Strengths. Designed for endpoint inventory: "what is installed on this machine?" Well-supported in enterprise asset-management tools. Includes integrity tags for tamper-evidence.

Weaknesses. Not built around the package-manager-and-dependency model that npm, PyPI, Maven, etc. use. Treats software as a single product per machine; less natural for component-level dependency listings.

When to choose it. When the SBOM consumer is asset management or compliance reporting at the endpoint level. When you are required by procurement to deliver SWID tags.

How they relate

The three formats are not mutually exclusive. Many tools can convert between SPDX and CycloneDX. SWID lives somewhat apart and is mostly a separate workflow.

A pragmatic stack:

  • Generate CycloneDX in CI for each build (most ecosystems have first-class generators: cyclonedx-bom for npm, cyclonedx-py for Python, cyclonedx-maven-plugin for Java). Use this for vulnerability correlation.
  • Generate SPDX for compliance handoff if your buyer requires it. Convert from CycloneDX if needed.
  • Add SWID tags if you ship installable software products to enterprises that require them.

Identifiers across formats

All three formats can include identifiers, but the canonical ones are:

  • purl (package URL): a string scheme that uniquely identifies a package across ecosystems, e.g. pkg:npm/lodash@4.17.21. Both CycloneDX and SPDX support purl natively.
  • CPE (Common Platform Enumeration): NIST's identifier scheme used in CVE data. Useful for joining SBOM components against the National Vulnerability Database.
  • SHA-256 hash: the canonical content-addressed identifier. Always include it.
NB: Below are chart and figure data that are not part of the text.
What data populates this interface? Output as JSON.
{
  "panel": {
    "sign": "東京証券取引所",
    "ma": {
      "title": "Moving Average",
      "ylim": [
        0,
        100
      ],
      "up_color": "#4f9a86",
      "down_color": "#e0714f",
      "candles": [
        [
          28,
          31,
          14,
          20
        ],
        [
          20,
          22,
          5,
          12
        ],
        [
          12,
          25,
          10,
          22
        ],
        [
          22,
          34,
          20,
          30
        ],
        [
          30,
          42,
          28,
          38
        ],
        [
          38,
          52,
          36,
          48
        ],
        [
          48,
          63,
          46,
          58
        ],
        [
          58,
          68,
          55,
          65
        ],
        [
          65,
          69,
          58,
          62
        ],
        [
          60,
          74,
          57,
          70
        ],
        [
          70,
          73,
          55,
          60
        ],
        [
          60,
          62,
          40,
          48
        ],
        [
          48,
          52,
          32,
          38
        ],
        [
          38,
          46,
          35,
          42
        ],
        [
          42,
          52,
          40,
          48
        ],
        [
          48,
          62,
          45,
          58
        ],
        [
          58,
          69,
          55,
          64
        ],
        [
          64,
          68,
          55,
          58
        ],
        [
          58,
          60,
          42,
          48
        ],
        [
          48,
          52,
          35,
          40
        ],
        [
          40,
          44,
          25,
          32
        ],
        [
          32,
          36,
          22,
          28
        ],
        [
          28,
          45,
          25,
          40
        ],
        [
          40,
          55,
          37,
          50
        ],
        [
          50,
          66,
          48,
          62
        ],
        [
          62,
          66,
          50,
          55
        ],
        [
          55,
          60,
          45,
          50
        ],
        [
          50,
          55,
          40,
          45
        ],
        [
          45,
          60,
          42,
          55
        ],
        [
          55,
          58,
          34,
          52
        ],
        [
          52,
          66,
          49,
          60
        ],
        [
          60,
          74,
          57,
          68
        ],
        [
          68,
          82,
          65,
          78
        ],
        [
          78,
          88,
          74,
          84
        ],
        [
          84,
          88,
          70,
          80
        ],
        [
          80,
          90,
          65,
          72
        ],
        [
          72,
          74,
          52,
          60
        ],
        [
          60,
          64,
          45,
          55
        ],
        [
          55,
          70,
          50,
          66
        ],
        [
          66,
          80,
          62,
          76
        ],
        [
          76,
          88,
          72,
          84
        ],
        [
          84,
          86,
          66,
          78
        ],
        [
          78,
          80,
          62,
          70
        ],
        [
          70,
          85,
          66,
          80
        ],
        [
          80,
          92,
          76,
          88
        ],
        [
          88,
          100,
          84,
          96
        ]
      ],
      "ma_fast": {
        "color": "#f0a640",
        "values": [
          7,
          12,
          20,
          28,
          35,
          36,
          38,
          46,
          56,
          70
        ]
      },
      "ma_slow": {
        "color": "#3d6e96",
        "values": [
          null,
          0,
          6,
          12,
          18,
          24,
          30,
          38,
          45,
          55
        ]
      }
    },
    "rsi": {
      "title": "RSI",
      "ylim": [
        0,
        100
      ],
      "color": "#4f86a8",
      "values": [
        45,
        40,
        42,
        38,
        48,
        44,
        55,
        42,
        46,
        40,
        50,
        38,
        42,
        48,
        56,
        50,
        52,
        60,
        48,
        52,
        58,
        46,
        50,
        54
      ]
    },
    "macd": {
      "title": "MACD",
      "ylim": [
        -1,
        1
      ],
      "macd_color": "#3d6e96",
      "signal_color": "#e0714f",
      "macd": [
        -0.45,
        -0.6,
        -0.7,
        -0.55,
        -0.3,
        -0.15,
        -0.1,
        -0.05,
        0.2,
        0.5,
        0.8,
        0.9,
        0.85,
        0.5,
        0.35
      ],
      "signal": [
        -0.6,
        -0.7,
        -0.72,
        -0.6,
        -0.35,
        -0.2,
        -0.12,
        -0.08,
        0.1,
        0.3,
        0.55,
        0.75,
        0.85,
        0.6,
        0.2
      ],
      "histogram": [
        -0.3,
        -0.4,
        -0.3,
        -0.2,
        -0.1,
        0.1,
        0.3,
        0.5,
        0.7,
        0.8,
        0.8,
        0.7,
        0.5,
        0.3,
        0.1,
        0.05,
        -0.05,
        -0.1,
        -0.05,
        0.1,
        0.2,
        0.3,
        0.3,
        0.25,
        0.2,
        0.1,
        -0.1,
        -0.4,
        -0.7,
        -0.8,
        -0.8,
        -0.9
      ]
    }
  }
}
If you produce one SBOM and want it to be useful across consumers, include all three identifiers per component.

Takeaway

Pick CycloneDX for security workflows, SPDX for compliance and license-heavy consumers, SWID only when explicitly required. Generate at every build, store with the build artifact, and verify on consumption. The format matters less than producing one consistently and tying each line item to a verifiable identifier.